PPPK Menjadi PNS Tidak Otomatis, Ini Aturan dan Jalur Resmi yang Berlaku

pppk menjadi pns

PPPK menjadi PNS masih menjadi topik yang sering menimbulkan kesalahpahaman. Sebagian pegawai mengira masa kerja beberapa tahun sebagai PPPK akan membuat status kepegawaiannya otomatis berubah menjadi Pegawai Negeri Sipil. Padahal, mekanismenya tidak demikian.

PPPK dan PNS memang sama-sama berstatus sebagai Pegawai Aparatur Sipil Negara. Namun, Undang-Undang Nomor 20 Tahun 2023 membedakan keduanya berdasarkan mekanisme pengangkatan. PNS diangkat sebagai Pegawai ASN secara tetap, sedangkan PPPK diangkat berdasarkan perjanjian kerja untuk jangka waktu tertentu.

PPPK Menjadi PNS Tidak Berlangsung Otomatis

Hal pertama yang perlu dipahami adalah tidak ada mekanisme otomatis yang mengubah PPPK menjadi PNS hanya berdasarkan lama bekerja.

BKN juga pernah menegaskan bahwa PPPK tidak dapat diangkat secara otomatis menjadi calon PNS. Untuk memperoleh status calon PNS, PPPK tetap harus mengikuti seluruh proses seleksi pengadaan PNS sesuai ketentuan.

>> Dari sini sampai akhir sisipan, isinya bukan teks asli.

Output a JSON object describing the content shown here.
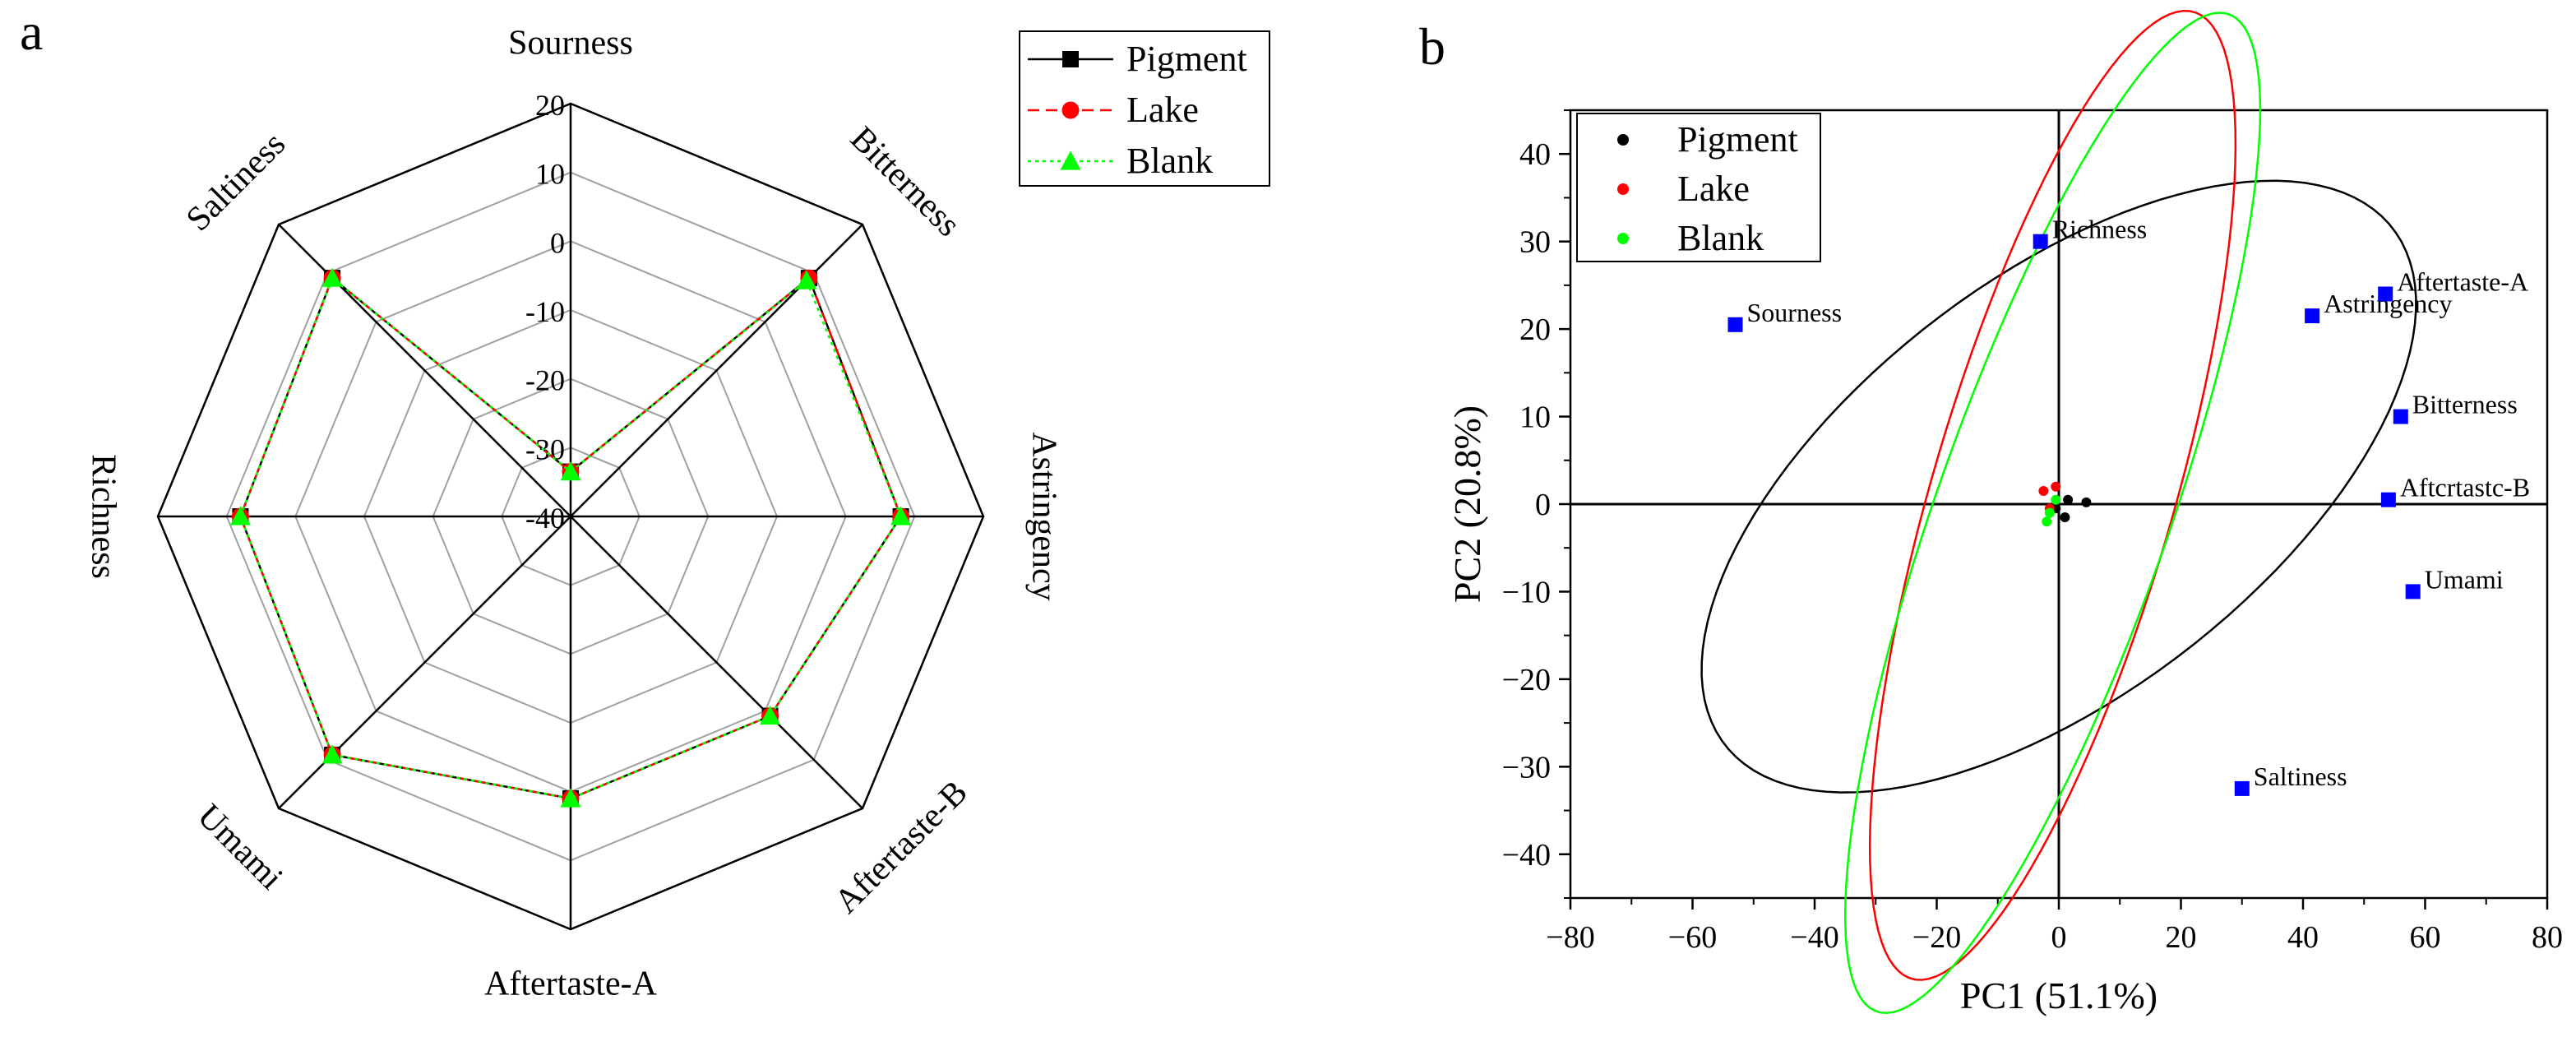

Artinya, kondisi seperti berikut tidak otomatis membuat status pegawai berubah:

  • sudah bekerja sebagai PPPK selama beberapa tahun;
  • memperoleh penilaian kinerja yang baik;
  • kontrak PPPK berkali-kali diperpanjang;
  • menduduki jabatan tertentu;
  • atau sudah lama bekerja pada instansi pemerintah.

Semua kondisi tersebut berkaitan dengan perjalanan karier sebagai PPPK, tetapi bukan mekanisme otomatis untuk memperoleh status PNS.

Status PPPK dan PNS Sama-Sama ASN

Kesalahpahaman lain yang cukup sering muncul adalah anggapan bahwa seseorang harus menjadi PNS terlebih dahulu agar memiliki status ASN.

UU Nomor 20 Tahun 2023 justru menetapkan bahwa Pegawai ASN terdiri atas:

PNS dan PPPK.

Jadi, pegawai yang telah resmi diangkat sebagai PPPK sebenarnya sudah berstatus Pegawai ASN.

Perbedaannya terletak pada bentuk pengangkatan.

PNS merupakan warga negara Indonesia yang memenuhi persyaratan tertentu dan diangkat sebagai Pegawai ASN secara tetap untuk menduduki jabatan pemerintahan.

Sementara PPPK merupakan warga negara Indonesia yang memenuhi persyaratan tertentu dan diangkat berdasarkan perjanjian kerja untuk jangka waktu tertentu dalam menjalankan tugas atau menduduki jabatan pemerintahan.

Karena itu, PPPK menjadi PNS lebih tepat dipahami sebagai perpindahan dari salah satu jenis Pegawai ASN menuju jenis Pegawai ASN lainnya melalui mekanisme seleksi yang ditentukan pemerintah.

Jalur Resmi PPPK Menjadi PNS

Jalur resminya adalah mengikuti pengadaan PNS atau yang biasa dikenal sebagai seleksi CPNS.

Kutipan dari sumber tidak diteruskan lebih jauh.